In "Lessons from Jupiter", Clube and Asher wrote : "We do not of course deny a general background of [Earth-crossing asteroids] from the asteroid belt but it is these meteoroidal streams, harbouring swarms of super-Tunguska debris, which are now perceived as the source of high-level dust veils and low-level airbursts in the atmosphere, essentially controlling climate and extinction on Earth and punctuating the course of evolution."
It’s one thing to discuss the probabilities of an Atlantean and a Lemurian civilization, and it’s totally another thing to come up with the reasons both or either were destroyed.
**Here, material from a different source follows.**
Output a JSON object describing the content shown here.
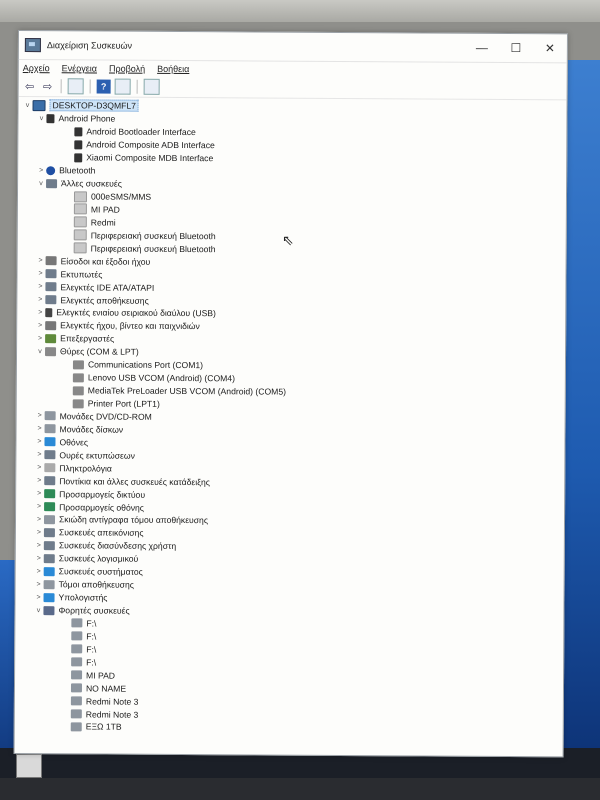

Frank Joseph, editor in chief of Ancient America magazine, has an interesting opinion of the destruction of Lemuria. The civilization was undone by a comet.
Let’s start with what we “currently” know about this comet known as Encke.
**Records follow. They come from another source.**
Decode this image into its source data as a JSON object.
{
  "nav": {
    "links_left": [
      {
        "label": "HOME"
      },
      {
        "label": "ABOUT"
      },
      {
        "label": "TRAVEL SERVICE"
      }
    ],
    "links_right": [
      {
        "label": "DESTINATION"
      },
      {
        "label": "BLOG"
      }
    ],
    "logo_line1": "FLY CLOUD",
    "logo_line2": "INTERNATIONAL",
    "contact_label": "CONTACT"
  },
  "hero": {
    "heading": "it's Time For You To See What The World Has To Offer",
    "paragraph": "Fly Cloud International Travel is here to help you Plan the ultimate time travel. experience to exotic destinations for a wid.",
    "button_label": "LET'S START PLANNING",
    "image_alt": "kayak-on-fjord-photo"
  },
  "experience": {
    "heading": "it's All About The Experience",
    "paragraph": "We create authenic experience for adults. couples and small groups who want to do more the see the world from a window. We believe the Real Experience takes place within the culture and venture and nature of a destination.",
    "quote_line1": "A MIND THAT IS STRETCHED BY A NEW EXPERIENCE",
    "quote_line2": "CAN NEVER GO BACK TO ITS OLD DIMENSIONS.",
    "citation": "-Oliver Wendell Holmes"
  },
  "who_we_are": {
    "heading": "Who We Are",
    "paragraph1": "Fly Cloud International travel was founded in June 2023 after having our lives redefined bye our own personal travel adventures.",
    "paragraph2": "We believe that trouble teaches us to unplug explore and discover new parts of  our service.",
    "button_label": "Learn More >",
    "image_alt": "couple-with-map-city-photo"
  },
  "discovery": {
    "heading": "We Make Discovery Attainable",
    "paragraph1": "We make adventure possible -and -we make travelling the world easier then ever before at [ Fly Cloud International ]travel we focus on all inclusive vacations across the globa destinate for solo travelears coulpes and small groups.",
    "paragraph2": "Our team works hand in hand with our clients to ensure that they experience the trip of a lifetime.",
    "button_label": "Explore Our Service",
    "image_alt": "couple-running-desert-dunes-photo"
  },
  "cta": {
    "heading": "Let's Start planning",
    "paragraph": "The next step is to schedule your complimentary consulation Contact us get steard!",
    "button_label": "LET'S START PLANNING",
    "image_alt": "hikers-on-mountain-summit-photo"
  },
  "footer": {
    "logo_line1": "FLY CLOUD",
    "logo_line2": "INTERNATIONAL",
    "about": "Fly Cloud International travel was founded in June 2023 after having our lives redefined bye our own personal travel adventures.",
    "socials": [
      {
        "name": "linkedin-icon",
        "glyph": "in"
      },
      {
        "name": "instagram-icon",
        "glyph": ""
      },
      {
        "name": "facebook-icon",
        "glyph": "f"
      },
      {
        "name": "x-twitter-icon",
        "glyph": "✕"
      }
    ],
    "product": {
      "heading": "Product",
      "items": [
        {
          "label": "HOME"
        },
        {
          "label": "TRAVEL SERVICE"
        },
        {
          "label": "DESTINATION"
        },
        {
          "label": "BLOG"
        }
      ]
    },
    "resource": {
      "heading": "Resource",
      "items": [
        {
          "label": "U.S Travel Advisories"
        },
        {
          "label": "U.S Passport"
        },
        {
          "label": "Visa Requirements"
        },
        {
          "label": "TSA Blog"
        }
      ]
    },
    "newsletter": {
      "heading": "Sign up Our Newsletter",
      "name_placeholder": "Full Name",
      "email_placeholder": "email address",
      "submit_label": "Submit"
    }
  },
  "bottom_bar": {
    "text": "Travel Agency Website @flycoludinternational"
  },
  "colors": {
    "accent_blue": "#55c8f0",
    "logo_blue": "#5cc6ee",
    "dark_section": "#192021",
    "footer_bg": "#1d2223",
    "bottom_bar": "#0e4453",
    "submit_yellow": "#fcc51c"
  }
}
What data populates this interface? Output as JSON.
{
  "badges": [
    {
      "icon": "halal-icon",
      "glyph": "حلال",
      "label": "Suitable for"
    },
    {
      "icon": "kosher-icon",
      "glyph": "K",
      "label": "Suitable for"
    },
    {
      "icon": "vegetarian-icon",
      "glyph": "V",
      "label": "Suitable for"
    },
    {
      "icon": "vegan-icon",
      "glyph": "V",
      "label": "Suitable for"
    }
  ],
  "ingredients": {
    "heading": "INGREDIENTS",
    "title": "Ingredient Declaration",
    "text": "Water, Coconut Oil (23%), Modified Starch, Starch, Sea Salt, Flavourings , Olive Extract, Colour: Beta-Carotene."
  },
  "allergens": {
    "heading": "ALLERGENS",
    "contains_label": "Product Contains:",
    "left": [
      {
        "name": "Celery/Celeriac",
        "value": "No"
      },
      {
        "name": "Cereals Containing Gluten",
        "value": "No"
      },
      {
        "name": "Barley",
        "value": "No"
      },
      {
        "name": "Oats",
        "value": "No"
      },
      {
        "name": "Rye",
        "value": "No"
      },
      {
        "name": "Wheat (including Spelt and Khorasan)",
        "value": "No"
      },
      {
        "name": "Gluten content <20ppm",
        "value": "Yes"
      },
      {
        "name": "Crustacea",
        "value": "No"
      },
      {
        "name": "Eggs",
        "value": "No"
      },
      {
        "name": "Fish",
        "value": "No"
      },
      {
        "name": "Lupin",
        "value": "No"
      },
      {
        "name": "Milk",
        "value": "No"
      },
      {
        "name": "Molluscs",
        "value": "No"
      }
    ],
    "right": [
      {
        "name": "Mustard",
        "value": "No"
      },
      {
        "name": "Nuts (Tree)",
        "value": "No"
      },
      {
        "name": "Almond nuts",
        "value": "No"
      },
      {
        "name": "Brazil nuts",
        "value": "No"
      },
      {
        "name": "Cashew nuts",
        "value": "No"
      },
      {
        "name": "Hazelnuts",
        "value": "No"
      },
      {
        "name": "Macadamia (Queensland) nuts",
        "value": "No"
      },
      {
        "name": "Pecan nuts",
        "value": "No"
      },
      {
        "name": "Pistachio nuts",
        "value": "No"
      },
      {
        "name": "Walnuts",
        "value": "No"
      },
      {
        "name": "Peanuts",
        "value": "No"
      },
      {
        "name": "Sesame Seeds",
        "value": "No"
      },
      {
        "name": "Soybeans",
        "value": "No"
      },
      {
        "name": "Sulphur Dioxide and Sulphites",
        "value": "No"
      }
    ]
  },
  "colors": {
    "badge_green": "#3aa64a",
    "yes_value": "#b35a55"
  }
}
Comet Encke (officially designated 2P/Encke) is a periodic comet, named after Johann Franz Encke, who through laborious study of its orbit and many calculations was able to link multiple observations in 1786. The single most observed comet, Encke’s Comet has been viewed for approximately 50 passes. Already possessing one of the shortest orbital periods (only 3.3 years), its period is further decreasing by up to 2.7 hours per revolution.
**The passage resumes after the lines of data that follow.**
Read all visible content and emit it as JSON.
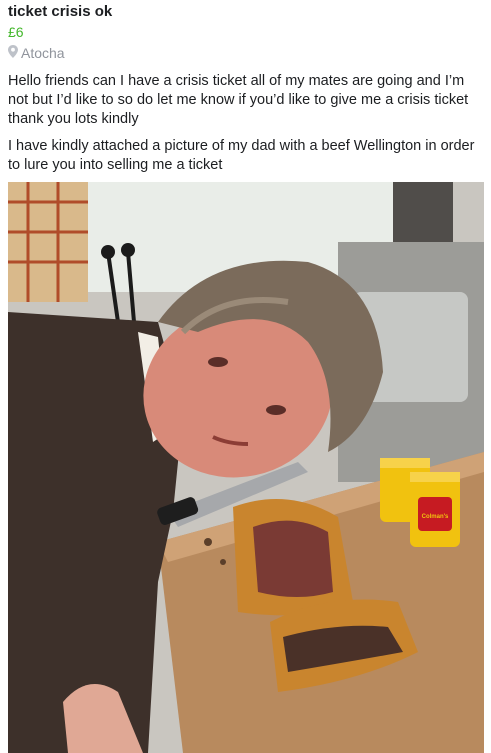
{
  "listing": {
    "title": "ticket crisis ok",
    "price": "£6",
    "location": "Atocha",
    "location_icon": "map-pin-icon",
    "paragraphs": [
      "Hello friends can I have a crisis ticket all of my mates are going and I’m not but I’d like to so do let me know if you’d like to give me a crisis ticket thank you lots kindly",
      "I have kindly attached a picture of my dad with a beef Wellington in order to lure you into selling me a ticket"
    ]
  },
  "photo": {
    "mustard_label": "Colman's Mustard",
    "colors": {
      "jumper": "#3d302a",
      "skin": "#d88a79",
      "hair": "#7b6b5b",
      "board": "#b88a5e",
      "pastry": "#c9852e",
      "beef": "#7a3a34",
      "mustard": "#f1c20f"
    }
  }
}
Encke’s Comet is thought to be the parent body of the Taurid meteor stream, an annually recurring minor meteor shower which culminates on November 8. Because the orbit of Encke’s Comet is so very well known, it is considered a prime target for an exploratory space probe to investigate.
Let’s back up now a few thousand years, maybe ten of thousands of years.
Some consider the Bronze Age breakup of an originally larger comet (Tiamat) of which Comet Encke is a member to be responsible for ancient destruction in the Fertile Crescent, perhaps evidenced by a large (unconfirmed) meteorite crater in Iraq identified as Umm al Biinni lake. More on that at another time.
Specifically, Frank Joseph says, “Encke had a near miss with planet earth in 3100BCE raining down a barrage of debris in a in a firey swath around the world igniting widespread volcanism, earthquakes, and massive tsunamis that wiped out Lemuria.”
Encke may be part of a formerly larger comet, perhaps impacted by solar winds. On April 20, 2007, the comet had just dipped inside the orbit of Mercury, perilously close to the sun, when a solar eruption struck and literally tore the comet's tail off. This surely has happened to comets before, but for the first time in history a spacecraft was watching. NASA's STEREO-A probe recorded a fantastic movie of the collision.